The ref2015 terms were scaled to be nominally kcal/mol. That doesn't mean that any results you get from a Rosetta simulation will match up 1:1 with experimental results calculated in kcal/mol.
This is (obliquely) mentioned in the supplemental material of the original ref2015 paper (https://dx.doi.org/10.1021/acs.jctc.6b00819) (section Mutational ∆∆G calculation):
Scaling factors are introduced to fit the overall scale of estimated values to actual experimental free energies measured in kcal/mole. A least-squares fit determined a scaling factor for talaris2014 of 1.0/1.84 and for opt-nov15 of 1.0/2.94.

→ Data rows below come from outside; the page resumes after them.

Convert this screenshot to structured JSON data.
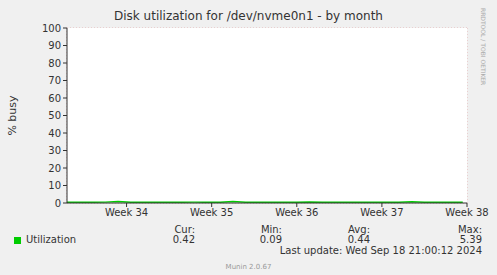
{
  "chart_data": {
    "type": "line",
    "title": "Disk utilization for /dev/nvme0n1 - by month",
    "y_label": "% busy",
    "x": [
      33.3,
      33.45,
      33.6,
      33.75,
      33.9,
      34.05,
      34.2,
      34.35,
      34.5,
      34.65,
      34.8,
      34.95,
      35.1,
      35.25,
      35.4,
      35.55,
      35.7,
      35.85,
      36.0,
      36.15,
      36.3,
      36.45,
      36.6,
      36.75,
      36.9,
      37.05,
      37.2,
      37.35,
      37.5,
      37.65,
      37.8,
      37.95
    ],
    "series": [
      {
        "name": "Utilization",
        "color": "#00cc00",
        "values": [
          0.4,
          0.45,
          0.42,
          0.5,
          0.9,
          0.45,
          0.4,
          0.43,
          0.41,
          0.44,
          0.5,
          0.4,
          0.42,
          0.8,
          0.45,
          0.41,
          0.43,
          0.4,
          0.42,
          0.6,
          0.44,
          0.41,
          0.45,
          0.42,
          0.43,
          0.4,
          0.46,
          0.7,
          0.42,
          0.44,
          0.41,
          0.42
        ]
      }
    ],
    "xlim": [
      33.3,
      38.0
    ],
    "xticks": [
      {
        "value": 34,
        "label": "Week 34"
      },
      {
        "value": 35,
        "label": "Week 35"
      },
      {
        "value": 36,
        "label": "Week 36"
      },
      {
        "value": 37,
        "label": "Week 37"
      },
      {
        "value": 38,
        "label": "Week 38"
      }
    ],
    "ylim": [
      0,
      100
    ],
    "yticks": [
      0,
      10,
      20,
      30,
      40,
      50,
      60,
      70,
      80,
      90,
      100
    ],
    "grid": true,
    "legend_table": {
      "columns": [
        "Cur:",
        "Min:",
        "Avg:",
        "Max:"
      ],
      "rows": [
        {
          "name": "Utilization",
          "values": [
            0.42,
            0.09,
            0.44,
            5.39
          ]
        }
      ]
    },
    "last_update": "Last update: Wed Sep 18 21:00:12 2024",
    "footer": "Munin 2.0.67",
    "side_text": "RRDTOOL / TOBI OETIKER"
  }
}
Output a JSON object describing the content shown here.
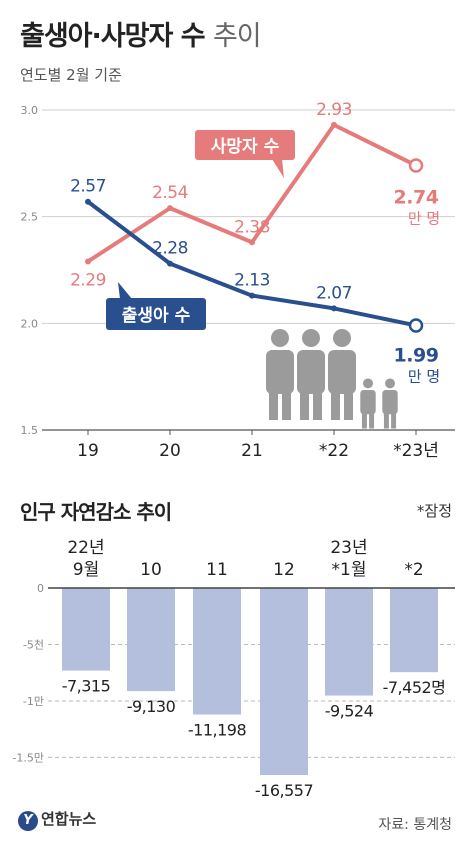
{
  "header": {
    "title_bold": "출생아·사망자 수",
    "title_light": "추이",
    "subtitle": "연도별 2월 기준"
  },
  "chart_data": [
    {
      "type": "line",
      "x": [
        "19",
        "20",
        "21",
        "*22",
        "*23년"
      ],
      "ylim": [
        1.5,
        3.0
      ],
      "yticks": [
        "1.5",
        "2.0",
        "2.5",
        "3.0"
      ],
      "grid": true,
      "series": [
        {
          "name": "사망자 수",
          "color": "#e57b7b",
          "values": [
            2.29,
            2.54,
            2.38,
            2.93,
            2.74
          ],
          "labels": [
            "2.29",
            "2.54",
            "2.38",
            "2.93",
            "2.74"
          ],
          "unit": "만 명"
        },
        {
          "name": "출생아 수",
          "color": "#2a4f8f",
          "values": [
            2.57,
            2.28,
            2.13,
            2.07,
            1.99
          ],
          "labels": [
            "2.57",
            "2.28",
            "2.13",
            "2.07",
            "1.99"
          ],
          "unit": "만 명"
        }
      ]
    },
    {
      "type": "bar",
      "title": "인구 자연감소 추이",
      "note": "*잠정",
      "categories": [
        [
          "22년",
          "9월"
        ],
        [
          "10"
        ],
        [
          "11"
        ],
        [
          "12"
        ],
        [
          "23년",
          "*1월"
        ],
        [
          "*2"
        ]
      ],
      "values": [
        -7315,
        -9130,
        -11198,
        -16557,
        -9524,
        -7452
      ],
      "labels": [
        "-7,315",
        "-9,130",
        "-11,198",
        "-16,557",
        "-9,524",
        "-7,452명"
      ],
      "ylim": [
        -17000,
        0
      ],
      "yticks": [
        {
          "value": 0,
          "label": "0"
        },
        {
          "value": -5000,
          "label": "-5천"
        },
        {
          "value": -10000,
          "label": "-1만"
        },
        {
          "value": -15000,
          "label": "-1.5만"
        }
      ],
      "bar_color": "#b3bfdc"
    }
  ],
  "footer": {
    "logo_mark": "Y",
    "logo": "연합뉴스",
    "source": "자료: 통계청"
  }
}
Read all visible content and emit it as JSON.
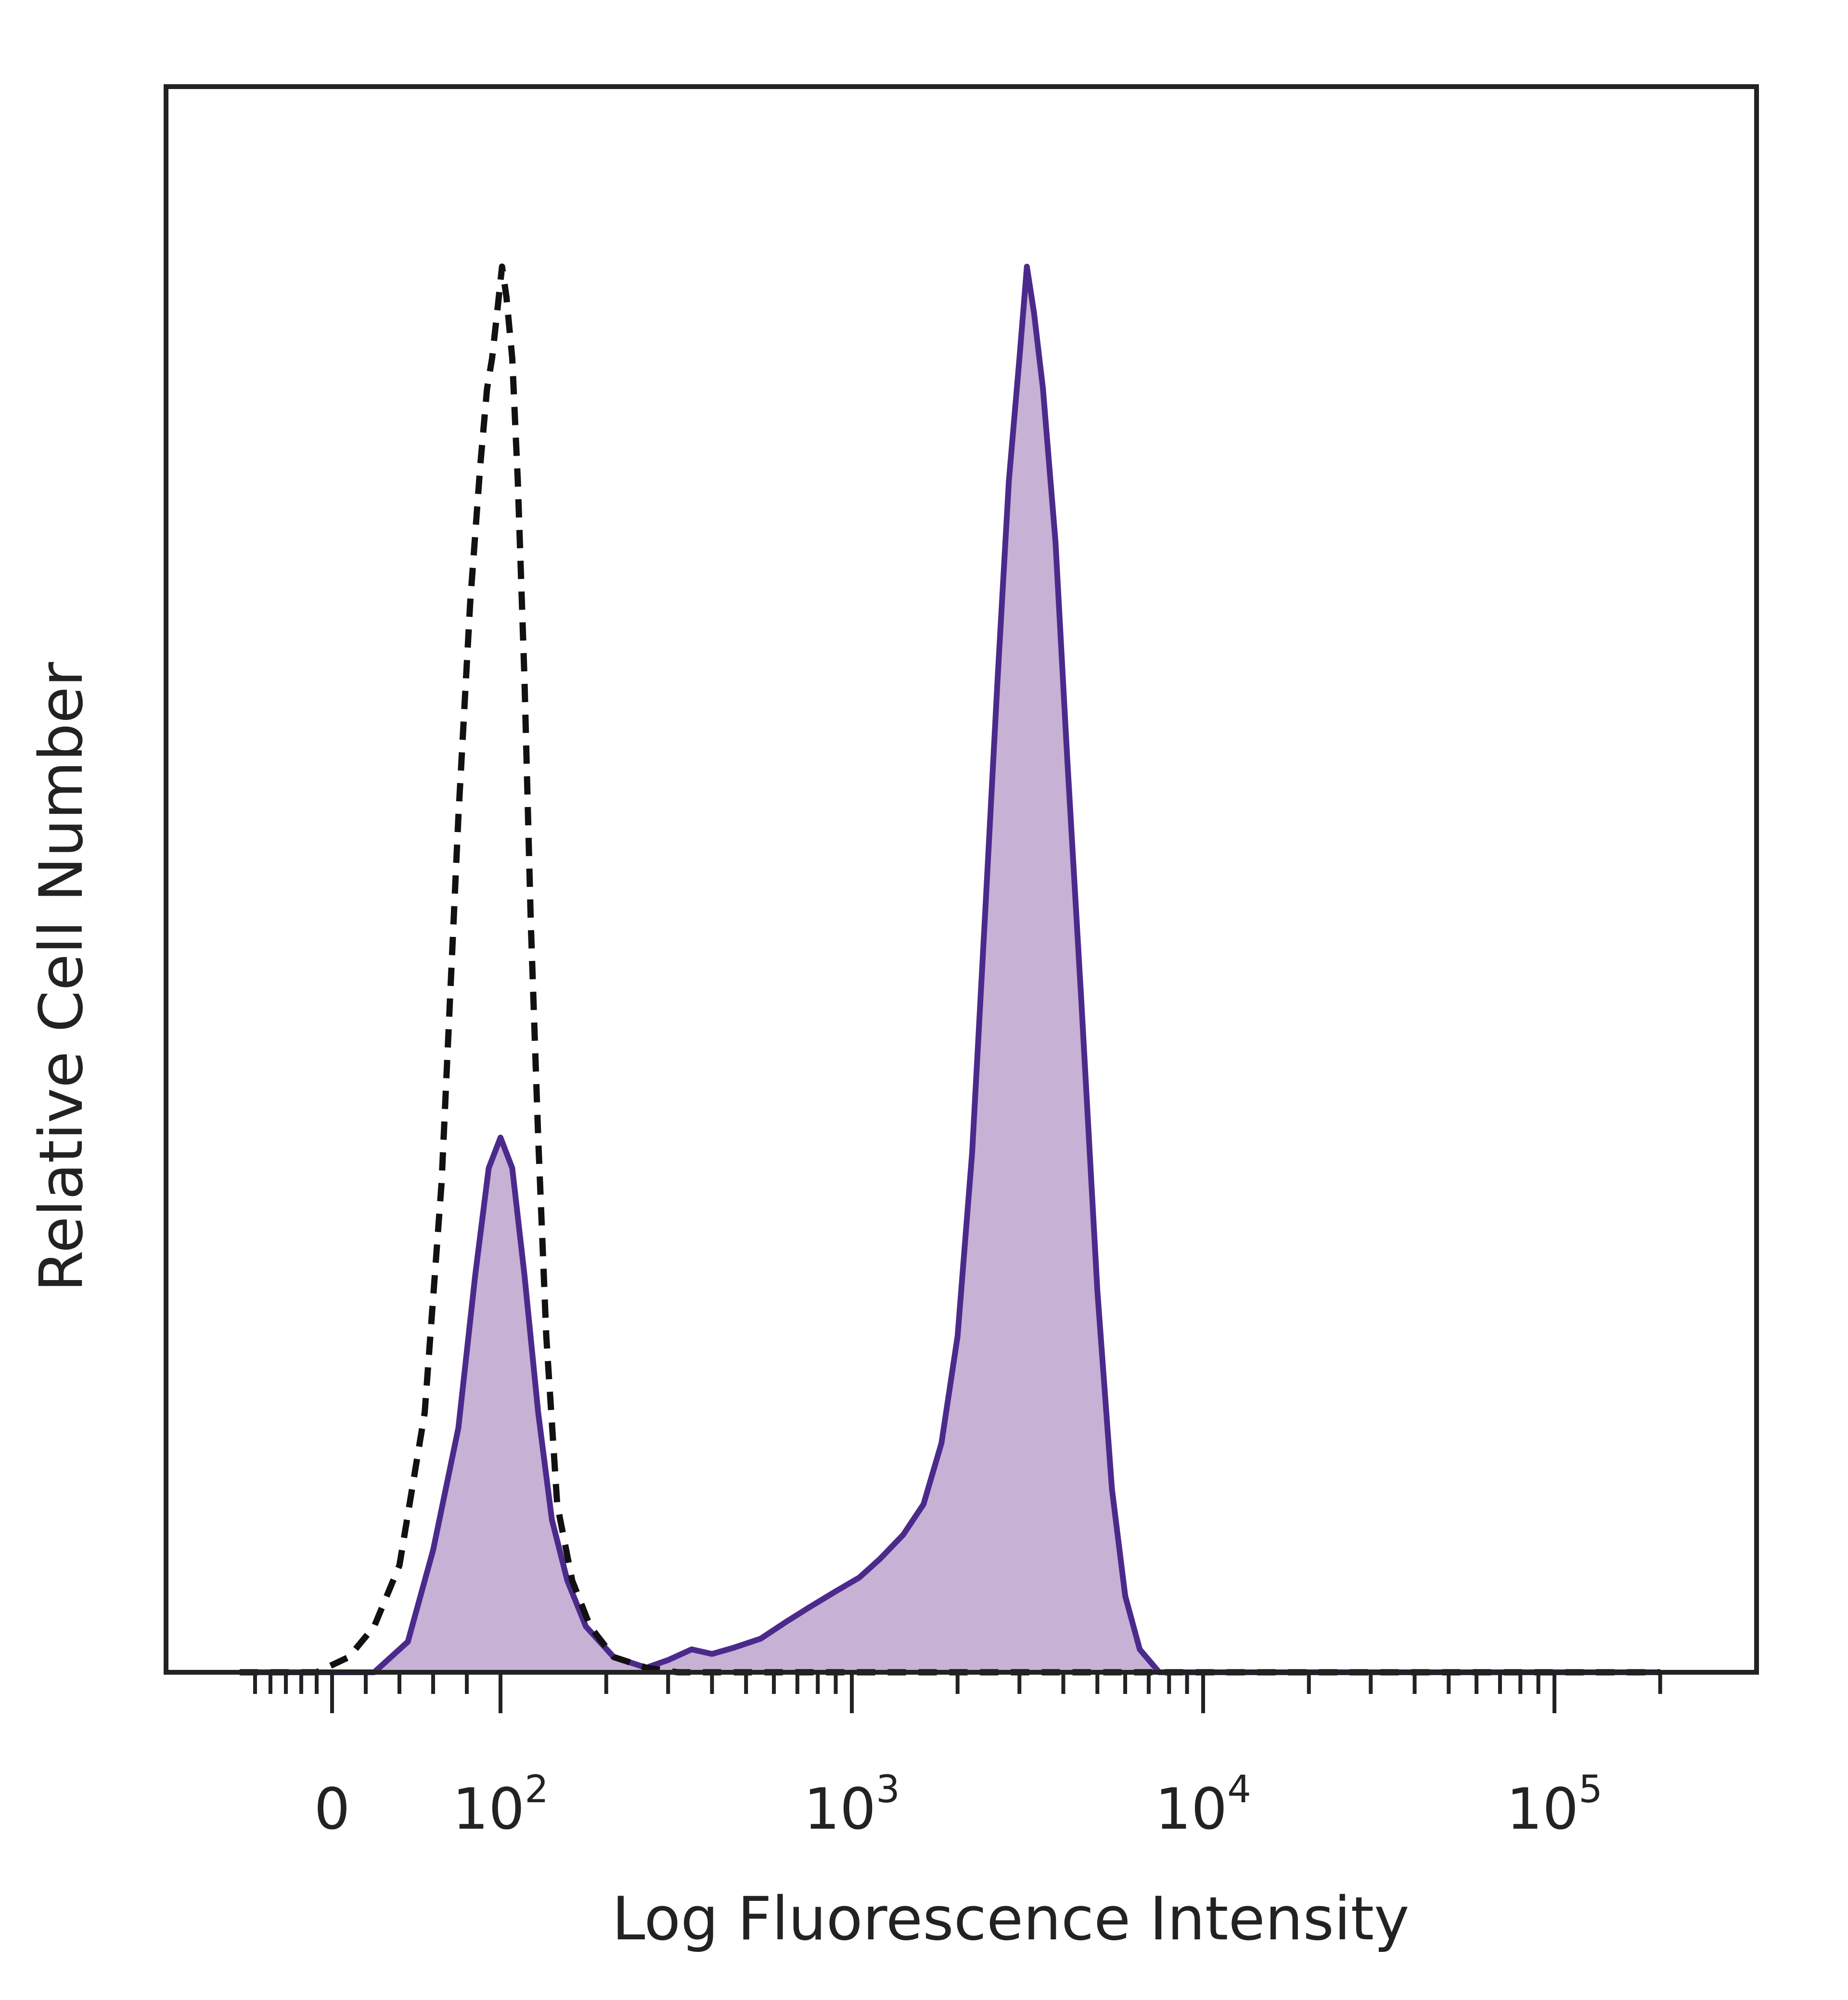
{
  "chart_data": {
    "type": "area",
    "xlabel": "Log Fluorescence Intensity",
    "ylabel": "Relative Cell Number",
    "x_scale": "biexponential",
    "x_ticks": [
      {
        "value": 0,
        "label": "0"
      },
      {
        "value": 100,
        "label": "10",
        "exp": "2"
      },
      {
        "value": 1000,
        "label": "10",
        "exp": "3"
      },
      {
        "value": 10000,
        "label": "10",
        "exp": "4"
      },
      {
        "value": 100000,
        "label": "10",
        "exp": "5"
      }
    ],
    "ylim": [
      0,
      100
    ],
    "grid": false,
    "series": [
      {
        "style": "dashed",
        "color": "#111111",
        "points": [
          [
            -120,
            0
          ],
          [
            -20,
            0
          ],
          [
            10,
            1
          ],
          [
            25,
            3
          ],
          [
            40,
            7
          ],
          [
            55,
            17
          ],
          [
            65,
            32
          ],
          [
            75,
            56
          ],
          [
            82,
            70
          ],
          [
            88,
            79
          ],
          [
            92,
            84
          ],
          [
            95,
            86
          ],
          [
            98,
            89
          ],
          [
            101,
            92
          ],
          [
            104,
            90
          ],
          [
            108,
            86
          ],
          [
            112,
            78
          ],
          [
            117,
            65
          ],
          [
            122,
            49
          ],
          [
            128,
            35
          ],
          [
            135,
            22
          ],
          [
            145,
            11
          ],
          [
            160,
            6
          ],
          [
            180,
            3
          ],
          [
            210,
            1
          ],
          [
            260,
            0.3
          ],
          [
            320,
            0
          ],
          [
            100000,
            0
          ],
          [
            200000,
            0
          ]
        ]
      },
      {
        "style": "filled",
        "color": "#4b2a8c",
        "fill": "#c7b1d4",
        "points": [
          [
            -120,
            0
          ],
          [
            25,
            0
          ],
          [
            45,
            2
          ],
          [
            60,
            8
          ],
          [
            75,
            16
          ],
          [
            85,
            26
          ],
          [
            93,
            33
          ],
          [
            100,
            35
          ],
          [
            108,
            33
          ],
          [
            117,
            26
          ],
          [
            128,
            17
          ],
          [
            140,
            10
          ],
          [
            155,
            6
          ],
          [
            175,
            3
          ],
          [
            210,
            1
          ],
          [
            260,
            0.3
          ],
          [
            300,
            0.8
          ],
          [
            350,
            1.5
          ],
          [
            400,
            1.2
          ],
          [
            460,
            1.6
          ],
          [
            550,
            2.2
          ],
          [
            650,
            3.3
          ],
          [
            750,
            4.2
          ],
          [
            900,
            5.3
          ],
          [
            1050,
            6.2
          ],
          [
            1200,
            7.4
          ],
          [
            1400,
            9.0
          ],
          [
            1600,
            11.0
          ],
          [
            1800,
            15
          ],
          [
            2000,
            22
          ],
          [
            2200,
            34
          ],
          [
            2400,
            50
          ],
          [
            2600,
            65
          ],
          [
            2800,
            78
          ],
          [
            3000,
            86
          ],
          [
            3150,
            92
          ],
          [
            3300,
            89
          ],
          [
            3500,
            84
          ],
          [
            3800,
            74
          ],
          [
            4100,
            60
          ],
          [
            4500,
            44
          ],
          [
            5000,
            25
          ],
          [
            5500,
            12
          ],
          [
            6000,
            5
          ],
          [
            6600,
            1.5
          ],
          [
            7500,
            0
          ],
          [
            100000,
            0
          ],
          [
            200000,
            0
          ]
        ]
      }
    ]
  }
}
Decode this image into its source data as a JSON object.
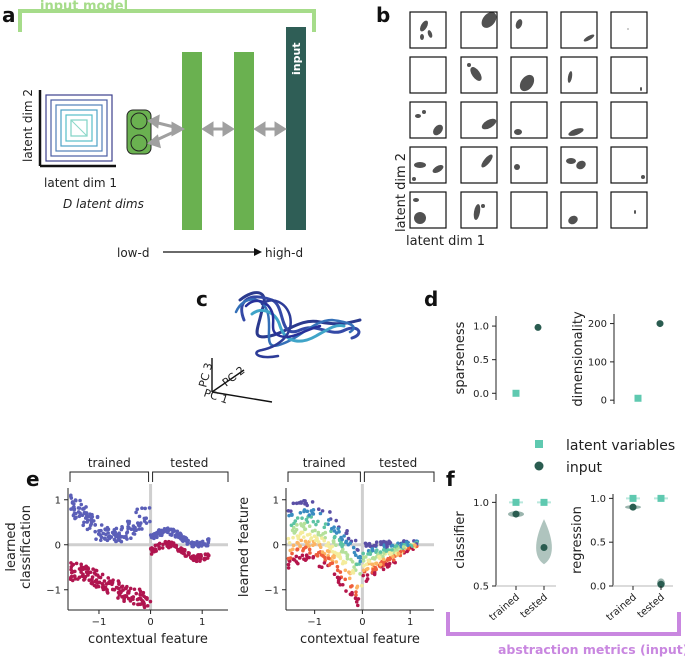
{
  "panel_labels": {
    "a": "a",
    "b": "b",
    "c": "c",
    "d": "d",
    "e": "e",
    "f": "f"
  },
  "panel_a": {
    "banner": "input model",
    "input_layer": "input",
    "latent_dim_1": "latent dim 1",
    "latent_dim_2": "latent dim 2",
    "d_latent_dims": "D latent dims",
    "low_d": "low-d",
    "high_d": "high-d"
  },
  "panel_b": {
    "latent_dim_1": "latent dim 1",
    "latent_dim_2": "latent dim 2"
  },
  "panel_c": {
    "pc1": "PC 1",
    "pc2": "PC 2",
    "pc3": "PC 3"
  },
  "panel_d": {
    "sparseness": {
      "ylabel": "sparseness",
      "ticks": [
        "0.0",
        "0.5",
        "1.0"
      ]
    },
    "dimensionality": {
      "ylabel": "dimensionality",
      "ticks": [
        "0",
        "100",
        "200"
      ]
    }
  },
  "legend": {
    "latent": "latent variables",
    "input": "input"
  },
  "panel_e": {
    "left": {
      "header_trained": "trained",
      "header_tested": "tested",
      "ylabel_1": "learned",
      "ylabel_2": "classification",
      "xlabel": "contextual feature",
      "yticks": [
        "1",
        "0",
        "-1"
      ],
      "xticks": [
        "-1",
        "0",
        "1"
      ]
    },
    "right": {
      "header_trained": "trained",
      "header_tested": "tested",
      "ylabel": "learned feature",
      "xlabel": "contextual feature",
      "yticks": [
        "1",
        "0",
        "-1"
      ],
      "xticks": [
        "-1",
        "0",
        "1"
      ]
    }
  },
  "panel_f": {
    "classifier": {
      "ylabel": "classifier",
      "yticks": [
        "1.0",
        "0.5"
      ],
      "xticks": [
        "trained",
        "tested"
      ]
    },
    "regression": {
      "ylabel": "regression",
      "yticks": [
        "1.0",
        "0.5",
        "0.0"
      ],
      "xticks": [
        "trained",
        "tested"
      ]
    },
    "footer": "abstraction metrics (input)"
  },
  "colors": {
    "latent": "#5fc9b0",
    "input": "#2a5c50",
    "banner_green": "#a6dc8a",
    "footer_purple": "#c987e0",
    "layer_green": "#6ab150",
    "input_layer": "#2f5e56",
    "arrow": "#a0a0a0"
  },
  "chart_data": [
    {
      "type": "scatter",
      "title": "sparseness",
      "series": [
        {
          "name": "latent variables",
          "x": [
            0
          ],
          "y": [
            0.0
          ]
        },
        {
          "name": "input",
          "x": [
            1
          ],
          "y": [
            0.98
          ]
        }
      ],
      "ylim": [
        -0.1,
        1.15
      ]
    },
    {
      "type": "scatter",
      "title": "dimensionality",
      "series": [
        {
          "name": "latent variables",
          "x": [
            0
          ],
          "y": [
            5
          ]
        },
        {
          "name": "input",
          "x": [
            1
          ],
          "y": [
            200
          ]
        }
      ],
      "ylim": [
        -10,
        225
      ]
    },
    {
      "type": "scatter",
      "title": "classifier",
      "categories": [
        "trained",
        "tested"
      ],
      "series": [
        {
          "name": "latent variables",
          "values": [
            1.0,
            1.0
          ]
        },
        {
          "name": "input",
          "values": [
            0.93,
            0.73
          ]
        }
      ],
      "ylim": [
        0.5,
        1.05
      ]
    },
    {
      "type": "scatter",
      "title": "regression",
      "categories": [
        "trained",
        "tested"
      ],
      "series": [
        {
          "name": "latent variables",
          "values": [
            1.0,
            1.0
          ]
        },
        {
          "name": "input",
          "values": [
            0.9,
            0.02
          ]
        }
      ],
      "ylim": [
        0.0,
        1.05
      ]
    }
  ]
}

Note that that scaling factor is for that specific protocol. Depending on how you're simulating things, it may or may not apply for your protocol. You will likely (still) need to create a calibration curve if you wish to translate the relative Rosetta energies into comparable-with-experiment kcal/mol values.
A factor of 4.2 and any association to kJ/mol is entirely coincidental.
That is fantastic and completely explains my problem —thank you so much.